Urino-Genital Organs

The kidneys and the male generative glands are still intimately connected with each other. The general plan is as follows:–

The kidneys consist of a large number of glomeruli, produced by the coiled segmental tubes, each of which is composed of a nephrostome or funnel opening into the body-cavity, a Malpighian body and an efferent canal. The latter combine to form the segmental duct which opens into the cloaca. The testes, composed of a large number of sperm-producing glands, are drained by transverse canals which combine into a longitudinal canal, and this again sends off numerous efferent canals which open into the efferent canals of the kidney, so that the segmental duct (Leydig's duct of many authors) conveys both sperma and urine.

Fig. 7.–Diagrammatic representation of modifications of the urino-genital ducts. 1, 2, Male and female Newt; 3, a tubule of the kidney; 4, male Rana; 5, male Bufo; 6, male Bombinator; 7, male Discoglossus; 8, male Alytes. a, Artery entering, and producing a coil in, the Malpighian body, M; B, Bidder's organ; ef.s.c, efferent segmental canal; F.B, fat-body; gl, glomerulus; K, kidney; l.c.c, longitudinal collecting canal; M, Malpighian body; Md, Müllerian duct; N, nephrostome; O, ovary; Ov, oviduct; s.d, segmental duct; T, testis; Ur, ureter; V.d, vas deferens; V.s, vesicula seminalis.

In the female the network of transverse and longitudinal canals, which originally connect the generative glands with the kidney's efferent canals, is deduced in so far as the connection is interrupted and the vestiges of the transverse canals are no longer functional. The eggs fall into the body-cavity and are caught up by the ostium or inner abdominal opening of a special duct, the oviduct (Müllerian duct of many authors).
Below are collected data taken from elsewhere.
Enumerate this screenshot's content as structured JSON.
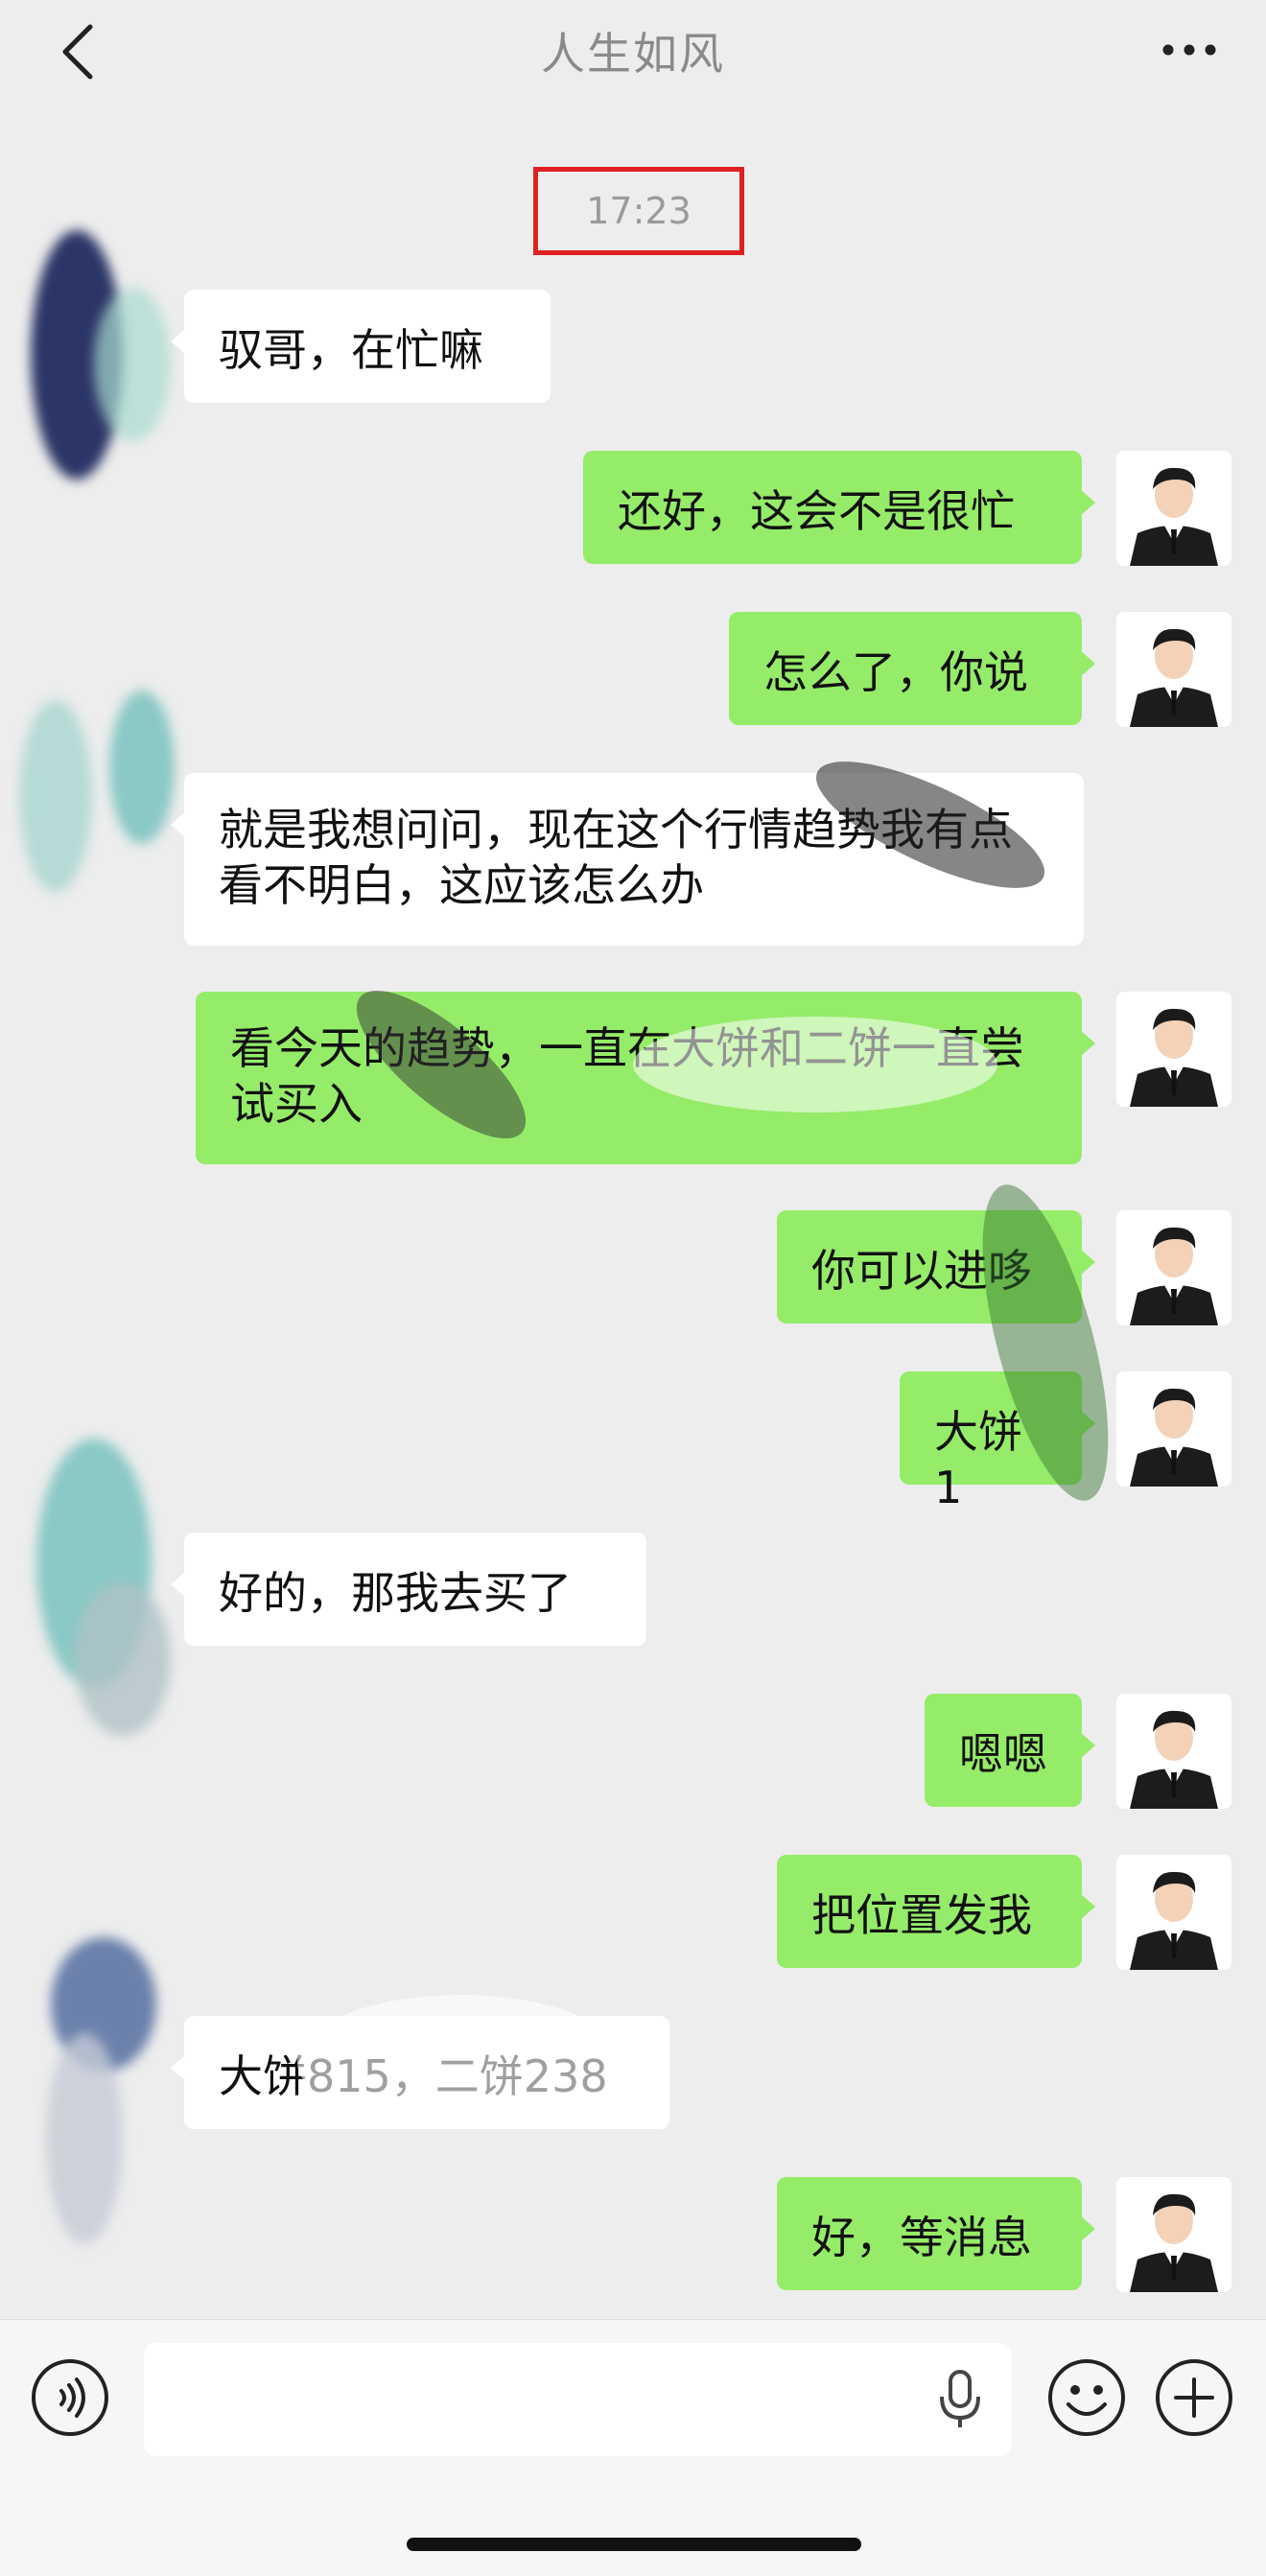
{
  "header": {
    "title": "人生如风"
  },
  "timestamp": "17:23",
  "messages": [
    {
      "side": "left",
      "text": "驭哥，在忙嘛"
    },
    {
      "side": "right",
      "text": "还好，这会不是很忙"
    },
    {
      "side": "right",
      "text": "怎么了，你说"
    },
    {
      "side": "left",
      "text": "就是我想问问，现在这个行情趋势我有点看不明白，这应该怎么办"
    },
    {
      "side": "right",
      "text": "看今天的趋势，一直在大饼和二饼一直尝试买入"
    },
    {
      "side": "right",
      "text": "你可以进哆"
    },
    {
      "side": "right",
      "text": "大饼1"
    },
    {
      "side": "left",
      "text": "好的，那我去买了"
    },
    {
      "side": "right",
      "text": "嗯嗯"
    },
    {
      "side": "right",
      "text": "把位置发我"
    },
    {
      "side": "left",
      "text": "大饼815，二饼238"
    },
    {
      "side": "right",
      "text": "好，等消息"
    }
  ],
  "input": {
    "value": "",
    "placeholder": ""
  },
  "icons": {
    "back": "chevron-left-icon",
    "more": "more-dots-icon",
    "voice": "voice-icon",
    "mic": "mic-icon",
    "emoji": "emoji-icon",
    "plus": "plus-icon"
  },
  "colors": {
    "background": "#ededed",
    "my_bubble": "#95ec69",
    "their_bubble": "#ffffff",
    "highlight_box": "#e02020"
  }
}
Vestiges, more or less complete, of these oviducts persist in the males of most Amphibia.

This general scheme presents some modifications in the various groups of Amphibia.
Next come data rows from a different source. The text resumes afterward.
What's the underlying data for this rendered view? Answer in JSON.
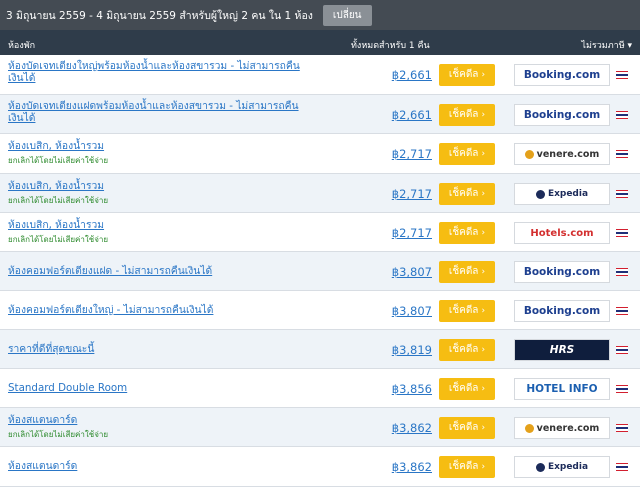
{
  "topbar": {
    "stay_text": "3 มิถุนายน 2559 - 4 มิถุนายน 2559 สำหรับผู้ใหญ่ 2 คน ใน 1 ห้อง",
    "change_label": "เปลี่ยน"
  },
  "header": {
    "room_col": "ห้องพัก",
    "total_col": "ทั้งหมดสำหรับ 1 คืน",
    "tax_col": "ไม่รวมภาษี ▾"
  },
  "deal_label": "เช็คดีล",
  "rows": [
    {
      "room": "ห้องบัดเจทเตียงใหญ่พร้อมห้องน้ำและห้องสขารวม - ไม่สามารถคืนเงินได้",
      "sub": "",
      "price": "฿2,661",
      "provider": "Booking.com",
      "logo": "booking"
    },
    {
      "room": "ห้องบัดเจทเตียงแฝดพร้อมห้องน้ำและห้องสขารวม - ไม่สามารถคืนเงินได้",
      "sub": "",
      "price": "฿2,661",
      "provider": "Booking.com",
      "logo": "booking"
    },
    {
      "room": "ห้องเบสิก, ห้องน้ำรวม",
      "sub": "ยกเลิกได้โดยไม่เสียค่าใช้จ่าย",
      "price": "฿2,717",
      "provider": "venere.com",
      "logo": "venere"
    },
    {
      "room": "ห้องเบสิก, ห้องน้ำรวม",
      "sub": "ยกเลิกได้โดยไม่เสียค่าใช้จ่าย",
      "price": "฿2,717",
      "provider": "Expedia",
      "logo": "expedia"
    },
    {
      "room": "ห้องเบสิก, ห้องน้ำรวม",
      "sub": "ยกเลิกได้โดยไม่เสียค่าใช้จ่าย",
      "price": "฿2,717",
      "provider": "Hotels.com",
      "logo": "hotels"
    },
    {
      "room": "ห้องคอมฟอร์ตเตียงแฝด - ไม่สามารถคืนเงินได้",
      "sub": "",
      "price": "฿3,807",
      "provider": "Booking.com",
      "logo": "booking"
    },
    {
      "room": "ห้องคอมฟอร์ตเตียงใหญ่ - ไม่สามารถคืนเงินได้",
      "sub": "",
      "price": "฿3,807",
      "provider": "Booking.com",
      "logo": "booking"
    },
    {
      "room": "ราคาที่ดีที่สุดขณะนี้",
      "sub": "",
      "price": "฿3,819",
      "provider": "HRS",
      "logo": "hrs"
    },
    {
      "room": "Standard Double Room",
      "sub": "",
      "price": "฿3,856",
      "provider": "HOTEL INFO",
      "logo": "hotelinfo"
    },
    {
      "room": "ห้องสแตนดาร์ด",
      "sub": "ยกเลิกได้โดยไม่เสียค่าใช้จ่าย",
      "price": "฿3,862",
      "provider": "venere.com",
      "logo": "venere"
    },
    {
      "room": "ห้องสแตนดาร์ด",
      "sub": "",
      "price": "฿3,862",
      "provider": "Expedia",
      "logo": "expedia"
    }
  ]
}
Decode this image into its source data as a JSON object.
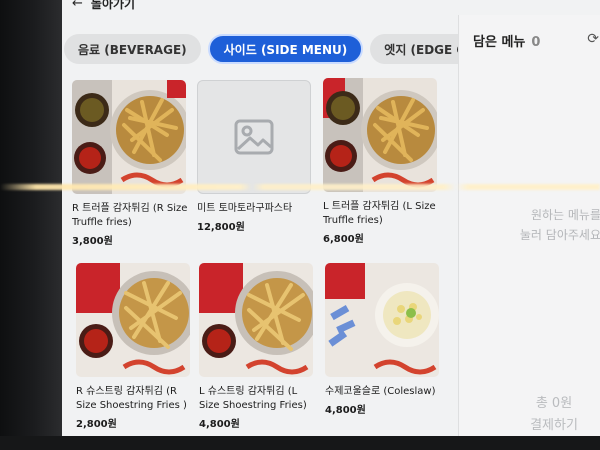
{
  "header": {
    "back_label": "돌아가기"
  },
  "tabs": [
    {
      "label": "음료 (BEVERAGE)",
      "active": false
    },
    {
      "label": "사이드 (SIDE MENU)",
      "active": true
    },
    {
      "label": "엣지 (EDGE OPTION",
      "active": false
    }
  ],
  "cart": {
    "title": "담은 메뉴",
    "count": "0",
    "empty_line1": "원하는 메뉴를",
    "empty_line2": "눌러 담아주세요",
    "total": "총 0원",
    "pay": "결제하기"
  },
  "products": [
    {
      "name": "R 트러플 감자튀김 (R Size Truffle fries)",
      "price": "3,800원",
      "image": "truffle-fries-photo"
    },
    {
      "name": "미트 토마토라구파스타",
      "price": "12,800원",
      "image": "placeholder-image-icon"
    },
    {
      "name": "L 트러플 감자튀김 (L Size Truffle fries)",
      "price": "6,800원",
      "image": "truffle-fries-photo"
    },
    {
      "name": "R 슈스트링 감자튀김 (R Size Shoestring Fries )",
      "price": "2,800원",
      "image": "shoestring-fries-photo"
    },
    {
      "name": "L 슈스트링 감자튀김 (L Size Shoestring Fries)",
      "price": "4,800원",
      "image": "shoestring-fries-photo"
    },
    {
      "name": "수제코울슬로 (Coleslaw)",
      "price": "4,800원",
      "image": "coleslaw-photo"
    }
  ],
  "colors": {
    "accent": "#1e5fd8",
    "screen_bg": "#f1f2f3"
  }
}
The Apoda retain the most primitive conditions. The kidneys are still long and narrow, and the glomeruli are, at least in the anterior part of the organ, still strictly segmental, agreeing in number and position, each with a vertebral segment; later, the number of the glomeruli is greatly increased, and the former agreement becomes quite disturbed. The generative glands still retain their segmental arrangement, but they are restricted to a much shorter region than the kidneys. In the male Apoda a considerable portion of the cloaca can be everted by special muscles, and acts as an intromittent organ. Both sexes possess a ventral urinary bladder.
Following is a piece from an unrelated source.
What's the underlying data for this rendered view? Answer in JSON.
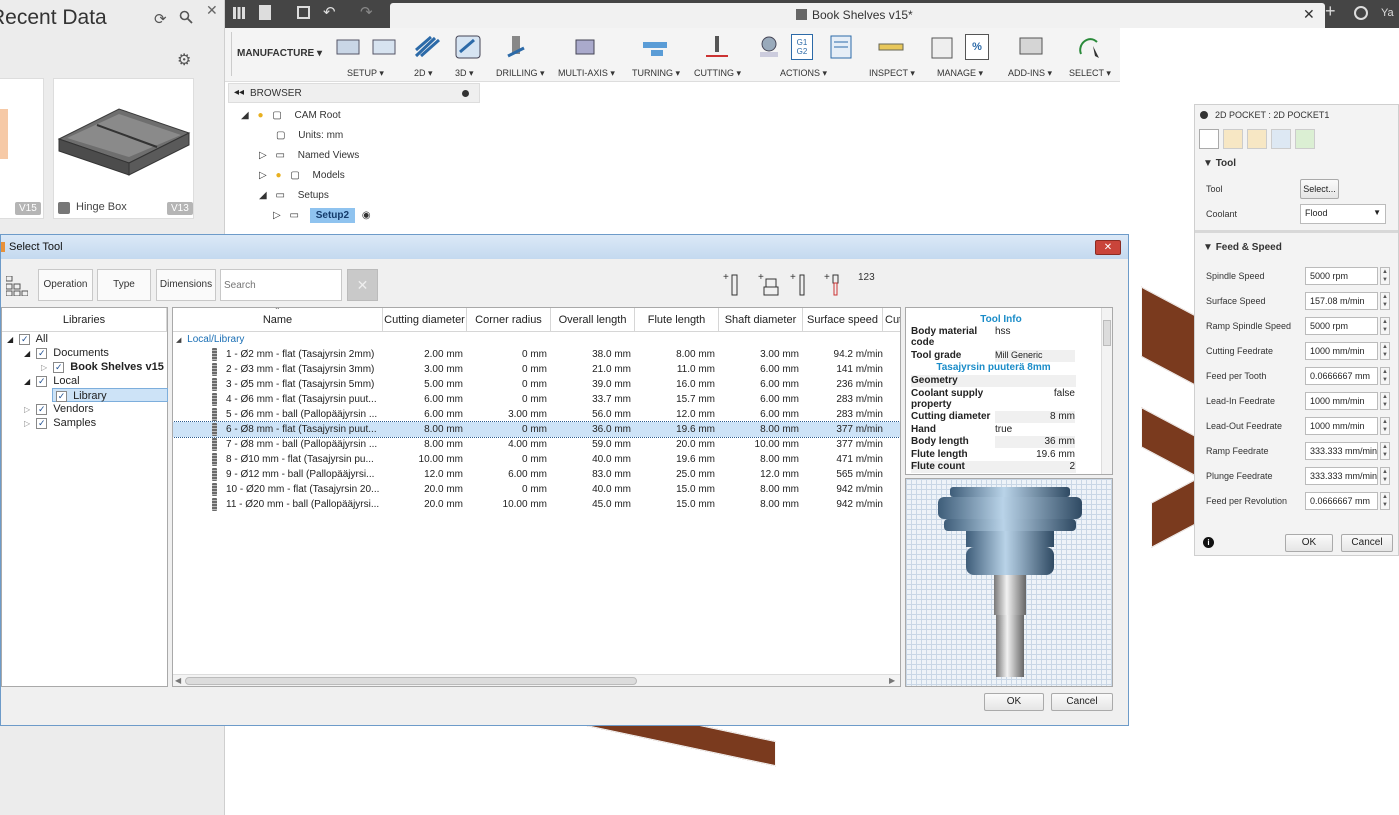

In the Urodela both kidneys and testes are much concentrated, the testes especially have lost all outward appearance of segmentation, and their efferent canals, connecting them with the longitudinal collecting canal, are much reduced in numbers. The greater portion of the kidneys, at least their anterior half, has all the appearance of a degenerating organ and is on the way to losing its urinary function, although it still possesses Malpighian bodies and complete ducts; the main function of the latter is now the conveyance of the sperma. In the Perennibranchiata, and in some others, e.g. Spelerpes variegatus, the longitudinal collecting canal, between testis and kidney, is sometimes suppressed, a very simple, but pseudo-primitive arrangement. A urinary bladder is present. The cloaca is not eversible.